I knew that if I wanted to pursue a career in business, I needed to become much more comfortable giving presentations and talking among crowds of people.
After the Rotary Club speech, I began purposely putting myself in uncomfortable situations that required an extroverted personality. Soon, I was elected to the Florida Business Leaders of America district vice president, which required me to talk in front of groups of 200 students or more. I was also elected as president of the student body, where it was necessary to remain in constant contact with the students, principal, and administration of the school.
During my senior year of high school, I was again selected as the Rotary Club Student of the Month and asked to speak at one of the Rotary Club’s meetings. This time, instead of being nervous, I was confident and excited to give my speech to the members. I knew this speech would be a great test to prove to myself how far I had come since eighth grade. I walked up to the lectern, said the first few sentences, and was completely comfortable with the situation. During the speech, I even told a joke and improvised part of it on the spot. It was at that moment that I realized that people could change, it is just a matter of how badly one wants to.
The hardest thing a person can do is change an aspect of himself and make it last. Anyone can wake up and decide, “Today I am going to be nice for a change.” However, it is the days afterwards that make the difference. Changing oneself can be even more complex when one does not feel the need to do so. I found myself in this situation after giving my first speech at the Rotary Club. I was comfortable with being shy and introverted; however, I knew this personality trait would not bring success in the future. This speech marked a milestone in my life because I realized how beneficial it often is to step outside my comfort zone.
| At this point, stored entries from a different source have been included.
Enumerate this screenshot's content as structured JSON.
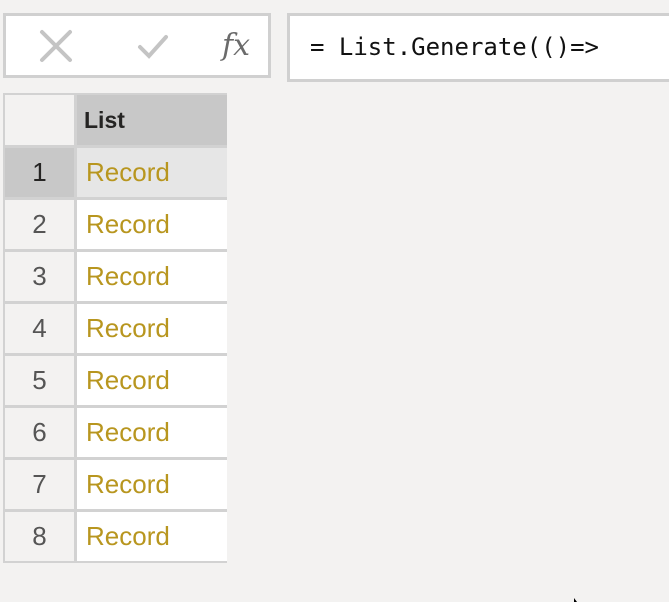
{
  "formula_bar": {
    "cancel_icon": "close-icon",
    "commit_icon": "checkmark-icon",
    "insert_function_label": "fx",
    "formula": "= List.Generate(()=>"
  },
  "table": {
    "columns": [
      "List"
    ],
    "selected_row": 1,
    "rows": [
      {
        "num": "1",
        "value": "Record"
      },
      {
        "num": "2",
        "value": "Record"
      },
      {
        "num": "3",
        "value": "Record"
      },
      {
        "num": "4",
        "value": "Record"
      },
      {
        "num": "5",
        "value": "Record"
      },
      {
        "num": "6",
        "value": "Record"
      },
      {
        "num": "7",
        "value": "Record"
      },
      {
        "num": "8",
        "value": "Record"
      }
    ]
  },
  "colors": {
    "record_link": "#b8961f",
    "header_bg": "#c8c8c8",
    "background": "#f3f2f1"
  }
}
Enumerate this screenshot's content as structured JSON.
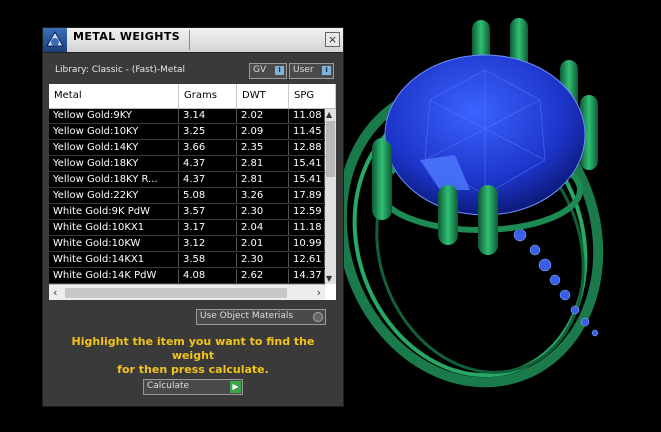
{
  "window": {
    "title": "METAL WEIGHTS",
    "close_label": "×"
  },
  "library": {
    "label": "Library: Classic - (Fast)-Metal"
  },
  "toggles": {
    "gv_label": "GV",
    "user_label": "User"
  },
  "table": {
    "columns": [
      "Metal",
      "Grams",
      "DWT",
      "SPG"
    ],
    "rows": [
      [
        "Yellow Gold:9KY",
        "3.14",
        "2.02",
        "11.08"
      ],
      [
        "Yellow Gold:10KY",
        "3.25",
        "2.09",
        "11.45"
      ],
      [
        "Yellow Gold:14KY",
        "3.66",
        "2.35",
        "12.88"
      ],
      [
        "Yellow Gold:18KY",
        "4.37",
        "2.81",
        "15.41"
      ],
      [
        "Yellow Gold:18KY R...",
        "4.37",
        "2.81",
        "15.41"
      ],
      [
        "Yellow Gold:22KY",
        "5.08",
        "3.26",
        "17.89"
      ],
      [
        "White Gold:9K PdW",
        "3.57",
        "2.30",
        "12.59"
      ],
      [
        "White Gold:10KX1",
        "3.17",
        "2.04",
        "11.18"
      ],
      [
        "White Gold:10KW",
        "3.12",
        "2.01",
        "10.99"
      ],
      [
        "White Gold:14KX1",
        "3.58",
        "2.30",
        "12.61"
      ],
      [
        "White Gold:14K PdW",
        "4.08",
        "2.62",
        "14.37"
      ]
    ]
  },
  "use_object_materials_label": "Use Object Materials",
  "hint": {
    "line1": "Highlight the item you want to find the weight",
    "line2": "for then press calculate."
  },
  "calculate_label": "Calculate",
  "colors": {
    "hint_text": "#f2c31a",
    "gem": "#1f3fd6",
    "metal": "#2fa86a",
    "go_button": "#3ba54a"
  }
}
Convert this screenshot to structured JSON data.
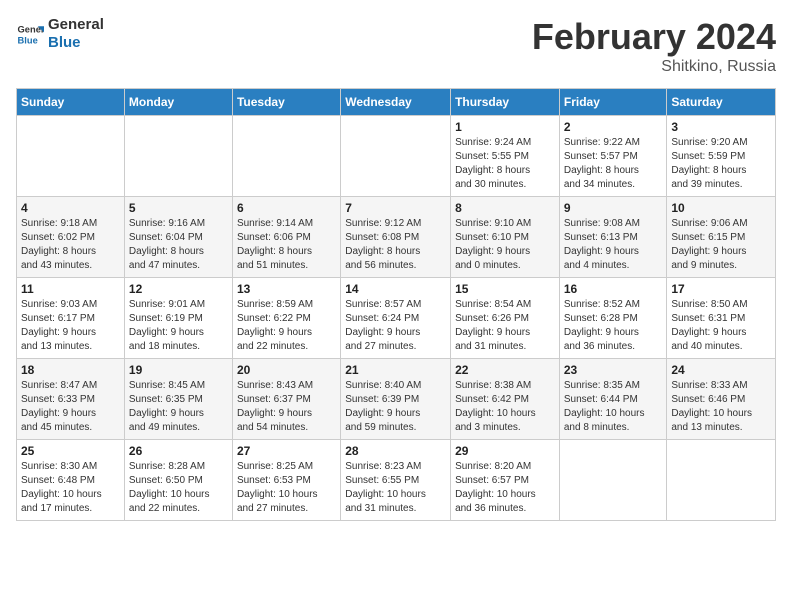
{
  "header": {
    "logo_line1": "General",
    "logo_line2": "Blue",
    "month_year": "February 2024",
    "location": "Shitkino, Russia"
  },
  "weekdays": [
    "Sunday",
    "Monday",
    "Tuesday",
    "Wednesday",
    "Thursday",
    "Friday",
    "Saturday"
  ],
  "weeks": [
    [
      {
        "day": "",
        "info": ""
      },
      {
        "day": "",
        "info": ""
      },
      {
        "day": "",
        "info": ""
      },
      {
        "day": "",
        "info": ""
      },
      {
        "day": "1",
        "info": "Sunrise: 9:24 AM\nSunset: 5:55 PM\nDaylight: 8 hours\nand 30 minutes."
      },
      {
        "day": "2",
        "info": "Sunrise: 9:22 AM\nSunset: 5:57 PM\nDaylight: 8 hours\nand 34 minutes."
      },
      {
        "day": "3",
        "info": "Sunrise: 9:20 AM\nSunset: 5:59 PM\nDaylight: 8 hours\nand 39 minutes."
      }
    ],
    [
      {
        "day": "4",
        "info": "Sunrise: 9:18 AM\nSunset: 6:02 PM\nDaylight: 8 hours\nand 43 minutes."
      },
      {
        "day": "5",
        "info": "Sunrise: 9:16 AM\nSunset: 6:04 PM\nDaylight: 8 hours\nand 47 minutes."
      },
      {
        "day": "6",
        "info": "Sunrise: 9:14 AM\nSunset: 6:06 PM\nDaylight: 8 hours\nand 51 minutes."
      },
      {
        "day": "7",
        "info": "Sunrise: 9:12 AM\nSunset: 6:08 PM\nDaylight: 8 hours\nand 56 minutes."
      },
      {
        "day": "8",
        "info": "Sunrise: 9:10 AM\nSunset: 6:10 PM\nDaylight: 9 hours\nand 0 minutes."
      },
      {
        "day": "9",
        "info": "Sunrise: 9:08 AM\nSunset: 6:13 PM\nDaylight: 9 hours\nand 4 minutes."
      },
      {
        "day": "10",
        "info": "Sunrise: 9:06 AM\nSunset: 6:15 PM\nDaylight: 9 hours\nand 9 minutes."
      }
    ],
    [
      {
        "day": "11",
        "info": "Sunrise: 9:03 AM\nSunset: 6:17 PM\nDaylight: 9 hours\nand 13 minutes."
      },
      {
        "day": "12",
        "info": "Sunrise: 9:01 AM\nSunset: 6:19 PM\nDaylight: 9 hours\nand 18 minutes."
      },
      {
        "day": "13",
        "info": "Sunrise: 8:59 AM\nSunset: 6:22 PM\nDaylight: 9 hours\nand 22 minutes."
      },
      {
        "day": "14",
        "info": "Sunrise: 8:57 AM\nSunset: 6:24 PM\nDaylight: 9 hours\nand 27 minutes."
      },
      {
        "day": "15",
        "info": "Sunrise: 8:54 AM\nSunset: 6:26 PM\nDaylight: 9 hours\nand 31 minutes."
      },
      {
        "day": "16",
        "info": "Sunrise: 8:52 AM\nSunset: 6:28 PM\nDaylight: 9 hours\nand 36 minutes."
      },
      {
        "day": "17",
        "info": "Sunrise: 8:50 AM\nSunset: 6:31 PM\nDaylight: 9 hours\nand 40 minutes."
      }
    ],
    [
      {
        "day": "18",
        "info": "Sunrise: 8:47 AM\nSunset: 6:33 PM\nDaylight: 9 hours\nand 45 minutes."
      },
      {
        "day": "19",
        "info": "Sunrise: 8:45 AM\nSunset: 6:35 PM\nDaylight: 9 hours\nand 49 minutes."
      },
      {
        "day": "20",
        "info": "Sunrise: 8:43 AM\nSunset: 6:37 PM\nDaylight: 9 hours\nand 54 minutes."
      },
      {
        "day": "21",
        "info": "Sunrise: 8:40 AM\nSunset: 6:39 PM\nDaylight: 9 hours\nand 59 minutes."
      },
      {
        "day": "22",
        "info": "Sunrise: 8:38 AM\nSunset: 6:42 PM\nDaylight: 10 hours\nand 3 minutes."
      },
      {
        "day": "23",
        "info": "Sunrise: 8:35 AM\nSunset: 6:44 PM\nDaylight: 10 hours\nand 8 minutes."
      },
      {
        "day": "24",
        "info": "Sunrise: 8:33 AM\nSunset: 6:46 PM\nDaylight: 10 hours\nand 13 minutes."
      }
    ],
    [
      {
        "day": "25",
        "info": "Sunrise: 8:30 AM\nSunset: 6:48 PM\nDaylight: 10 hours\nand 17 minutes."
      },
      {
        "day": "26",
        "info": "Sunrise: 8:28 AM\nSunset: 6:50 PM\nDaylight: 10 hours\nand 22 minutes."
      },
      {
        "day": "27",
        "info": "Sunrise: 8:25 AM\nSunset: 6:53 PM\nDaylight: 10 hours\nand 27 minutes."
      },
      {
        "day": "28",
        "info": "Sunrise: 8:23 AM\nSunset: 6:55 PM\nDaylight: 10 hours\nand 31 minutes."
      },
      {
        "day": "29",
        "info": "Sunrise: 8:20 AM\nSunset: 6:57 PM\nDaylight: 10 hours\nand 36 minutes."
      },
      {
        "day": "",
        "info": ""
      },
      {
        "day": "",
        "info": ""
      }
    ]
  ]
}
Craig’s story discloses his deeply rooted commitment to teamwork, motivational skills, and doing what it takes to succeed:
During my earlier days I was an avid soccer player; I lived for early Saturday mornings. Getting up early to get my equipment together, lacing up my cleats, and the fellowship that I got from my teammates were unsurpassable. However, it was not all fun and games on the field. As team captain I had a duty and responsibility to my team to make sure we were achieving our goals through a strong work ethic, and a strong commitment to our team.